At this point, I find myself thinking again of my history class. If the distribution of female academics in these fields was 27-73, then how likely was it that that class had a 7-13 distribution of female authors? The answer: not very likely. In doing one final test, I found the probability of such a distribution was 0.05322. Was it really so unlikely that we should be almost completely equitable to men and women authors? Nevertheless, I’m still so grateful to my professor for showing me that as academics, we can carve out spaces to support women and their work, even when they might not exist now.

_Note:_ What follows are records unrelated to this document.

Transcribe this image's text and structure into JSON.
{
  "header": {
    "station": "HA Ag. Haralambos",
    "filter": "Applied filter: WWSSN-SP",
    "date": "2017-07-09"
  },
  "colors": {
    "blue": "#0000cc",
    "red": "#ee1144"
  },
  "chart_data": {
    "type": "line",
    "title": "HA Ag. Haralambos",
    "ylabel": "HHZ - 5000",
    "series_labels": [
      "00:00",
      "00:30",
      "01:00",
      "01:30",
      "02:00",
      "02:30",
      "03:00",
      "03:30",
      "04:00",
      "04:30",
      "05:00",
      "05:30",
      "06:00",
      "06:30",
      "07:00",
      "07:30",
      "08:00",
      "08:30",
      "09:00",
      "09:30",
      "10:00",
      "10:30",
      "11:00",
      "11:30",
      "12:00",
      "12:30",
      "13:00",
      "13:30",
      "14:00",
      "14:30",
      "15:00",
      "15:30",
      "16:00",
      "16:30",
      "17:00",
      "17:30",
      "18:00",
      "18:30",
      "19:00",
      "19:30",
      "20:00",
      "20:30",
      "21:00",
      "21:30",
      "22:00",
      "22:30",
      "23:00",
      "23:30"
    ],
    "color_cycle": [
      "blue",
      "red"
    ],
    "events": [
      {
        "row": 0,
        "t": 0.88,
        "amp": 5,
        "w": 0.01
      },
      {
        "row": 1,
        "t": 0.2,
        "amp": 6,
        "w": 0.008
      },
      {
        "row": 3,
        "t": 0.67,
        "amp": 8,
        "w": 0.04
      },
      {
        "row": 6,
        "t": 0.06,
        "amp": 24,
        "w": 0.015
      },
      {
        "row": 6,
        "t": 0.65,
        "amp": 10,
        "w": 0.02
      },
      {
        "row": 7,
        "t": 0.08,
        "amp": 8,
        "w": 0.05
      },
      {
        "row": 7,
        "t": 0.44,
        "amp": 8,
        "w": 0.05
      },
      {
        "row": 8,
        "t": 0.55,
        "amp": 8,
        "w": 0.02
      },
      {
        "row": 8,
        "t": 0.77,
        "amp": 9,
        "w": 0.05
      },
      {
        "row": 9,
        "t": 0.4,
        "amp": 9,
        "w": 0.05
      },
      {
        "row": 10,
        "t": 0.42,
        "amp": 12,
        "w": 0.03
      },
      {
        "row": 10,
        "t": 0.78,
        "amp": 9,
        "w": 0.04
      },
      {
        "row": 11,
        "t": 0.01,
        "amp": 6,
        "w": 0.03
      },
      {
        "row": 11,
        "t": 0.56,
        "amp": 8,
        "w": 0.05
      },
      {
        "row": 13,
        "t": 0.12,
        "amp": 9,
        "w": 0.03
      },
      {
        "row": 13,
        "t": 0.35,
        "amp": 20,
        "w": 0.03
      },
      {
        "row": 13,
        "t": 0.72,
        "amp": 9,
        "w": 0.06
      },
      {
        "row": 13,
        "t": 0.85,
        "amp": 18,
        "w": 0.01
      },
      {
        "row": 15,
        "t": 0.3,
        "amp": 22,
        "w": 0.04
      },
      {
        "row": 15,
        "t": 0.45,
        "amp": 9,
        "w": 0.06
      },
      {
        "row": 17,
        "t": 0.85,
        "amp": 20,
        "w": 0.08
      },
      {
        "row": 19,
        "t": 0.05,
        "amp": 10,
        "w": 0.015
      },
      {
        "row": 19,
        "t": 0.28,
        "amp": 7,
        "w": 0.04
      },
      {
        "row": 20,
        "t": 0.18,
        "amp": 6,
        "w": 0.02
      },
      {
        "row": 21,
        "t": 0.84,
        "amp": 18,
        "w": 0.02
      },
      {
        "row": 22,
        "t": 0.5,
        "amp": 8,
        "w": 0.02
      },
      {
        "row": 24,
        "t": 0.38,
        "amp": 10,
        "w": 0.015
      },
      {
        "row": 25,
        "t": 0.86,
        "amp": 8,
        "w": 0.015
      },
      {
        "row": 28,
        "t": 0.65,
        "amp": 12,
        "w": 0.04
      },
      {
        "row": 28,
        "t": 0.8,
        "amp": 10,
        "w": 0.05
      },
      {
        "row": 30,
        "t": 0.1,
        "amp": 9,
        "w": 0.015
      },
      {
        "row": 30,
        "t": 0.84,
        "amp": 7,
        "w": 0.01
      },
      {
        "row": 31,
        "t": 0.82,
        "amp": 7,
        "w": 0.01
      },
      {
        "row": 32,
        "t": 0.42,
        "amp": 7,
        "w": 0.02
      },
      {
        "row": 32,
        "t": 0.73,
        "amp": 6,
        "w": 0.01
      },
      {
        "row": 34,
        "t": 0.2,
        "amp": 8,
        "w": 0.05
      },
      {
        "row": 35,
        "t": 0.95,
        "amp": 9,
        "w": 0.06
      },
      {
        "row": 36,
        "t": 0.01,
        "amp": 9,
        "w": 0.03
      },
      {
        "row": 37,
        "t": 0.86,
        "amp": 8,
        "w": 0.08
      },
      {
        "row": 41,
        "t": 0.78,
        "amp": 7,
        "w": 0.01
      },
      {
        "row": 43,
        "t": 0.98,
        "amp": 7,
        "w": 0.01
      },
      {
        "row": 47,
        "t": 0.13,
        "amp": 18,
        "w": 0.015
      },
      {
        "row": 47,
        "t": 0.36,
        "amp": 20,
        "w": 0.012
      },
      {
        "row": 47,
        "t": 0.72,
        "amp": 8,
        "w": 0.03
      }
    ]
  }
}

As an impatient person, I see the merit in immediately cultivating courses that prioritize the voices of women in academia even if it might not be representative of the distribution of scholarly authorship in that field. I don’t know if I could personally wait another 50 years to see the next 25% share of intellectual property be transferred to women. And I know that there are professors at the University who feel the same way. The trouble is keeping them here at an institution that to me seems to favor tradition over a well-rounded education. Perhaps that places the responsibility to promote female authorship on us, the students, even when our professors might not see how it is necessary because we cannot perpetuate the myth that female voices aren’t essential to our education. Heidi Hardt calls the progress that women have made in academia a “leaky pipe.” And it is. Progress we’ve made over the years is slow-going as there are forces, both knowingly and unknowingly, acting against it. We have entered into the scholarly fields, we’ve published our own work, but we’re still waiting for these ancient institutions to catch up and actually teach what brilliant women have written.